Quelle: Kalender "Aus Rübezahls Heimat"

Das Trautenauer Lehen "Hohenelbe"

nach W. Hiecke von A. Tippelt, Regensburg

Der ganze böhmische Abhang des Riesengebirges bis herab gegen Arnau und Königinhof war in alter Zeit ein großes Waldgebiet, ein Teil des Grenzwaldes, der Böhmen rings umschloß. Nur an einzelnen Stellen und ziemlich spät waren von Böhmen aus tschechische Ansiedler hierher vorgedrungen. Einen Beweis dafür können wir in der Urkunde sehen, womit Bischof Johann von Prag im Jahre 1260 das Gebiet der Pfarrei Aupa (Trautenau) abgrenzt.
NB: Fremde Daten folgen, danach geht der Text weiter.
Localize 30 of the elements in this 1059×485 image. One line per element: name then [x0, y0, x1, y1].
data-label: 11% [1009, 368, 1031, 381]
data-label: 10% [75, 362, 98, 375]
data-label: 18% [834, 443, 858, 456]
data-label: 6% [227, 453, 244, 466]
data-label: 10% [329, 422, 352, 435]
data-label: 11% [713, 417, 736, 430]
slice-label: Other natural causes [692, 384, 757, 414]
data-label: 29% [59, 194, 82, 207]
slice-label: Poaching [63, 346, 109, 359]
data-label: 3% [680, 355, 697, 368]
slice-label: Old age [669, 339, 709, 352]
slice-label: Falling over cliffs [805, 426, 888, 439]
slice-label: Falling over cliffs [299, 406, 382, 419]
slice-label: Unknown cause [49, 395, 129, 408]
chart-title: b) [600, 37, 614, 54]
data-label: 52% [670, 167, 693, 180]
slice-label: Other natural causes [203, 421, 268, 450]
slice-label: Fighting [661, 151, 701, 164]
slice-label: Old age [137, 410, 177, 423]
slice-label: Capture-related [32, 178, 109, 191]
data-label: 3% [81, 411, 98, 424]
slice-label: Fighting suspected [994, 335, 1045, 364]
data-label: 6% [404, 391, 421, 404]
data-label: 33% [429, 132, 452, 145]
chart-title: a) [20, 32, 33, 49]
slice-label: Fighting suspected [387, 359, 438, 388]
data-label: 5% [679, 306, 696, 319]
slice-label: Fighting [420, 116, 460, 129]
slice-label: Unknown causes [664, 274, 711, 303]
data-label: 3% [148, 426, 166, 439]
Offenbar war dieselbe nicht gar lange vorher gegründet worden, und da diese Kirche nachher die Hauptkirche des Dekanats Trautenau bildete, so haben wir sie wohl auch als die älteste anzusehen. - Aber bereits vor dem genannten Jahre hatte die Einwanderung von Deutschen begonnen, und in der nächsten Zeit muß die Urbarmachung des ausgedehnten Waldlandes und die Kolonisation durch Deutsche mit großem Eifer betrieben worden sein. Meldet doch schon der genannte Opatowitzer Abt Neplach in seiner Chronik zum Jahre 1277, daß König Przemysl Otakar II. die Provinz Trautenau den Deutschen übergeben habe. In jener Zeit nun ist jedenfalls auch Hohenelbe gegründet worden, und zwar durch deutsche Ansiedler, die gleicher Herkunft waren wie jene, welche sich in Schlesien niederließen. Dafür spricht schon der alte deutsche Name des Ortes, dessen Erinnerung sich noch im Anfange des 16. Jahrhunderts erhalten hatte, nämlich Gießdorf. Auch in Schlesien, im Kreis Namslau, liegt ein Ort dieses Namens, und bei diesem geben uns die Quellen über die Abstammung des Namens sichere Auskunft, indem der Ort 1309 Goswinsdorf heißt. Aber auch für unser Gießdorf fehlt ein solches Zeugnis nicht vollständig, nur ist es nicht ganz genau überliefert. Im Jahre 1365, bei der Ernennung eines neuen Pfarrers für Hohenelbe, heißt dies in den Confirmationsbüchern nicht wie sonst Wrchlabi, sondern Suswisdorf, offenbar nur verlesen oder verschrieben für Goswinsdorf. - Nachdem nun die Aussetzung solcher deutscher Dörfer gewöhnlich an einen einzelnen Unternehmer vergeben wurde, so dürfen wir wohl, wie in ähnlichen Fällen, auch bei Hohenelbe vermuten, daß Goswin der Name des Unternehmers war.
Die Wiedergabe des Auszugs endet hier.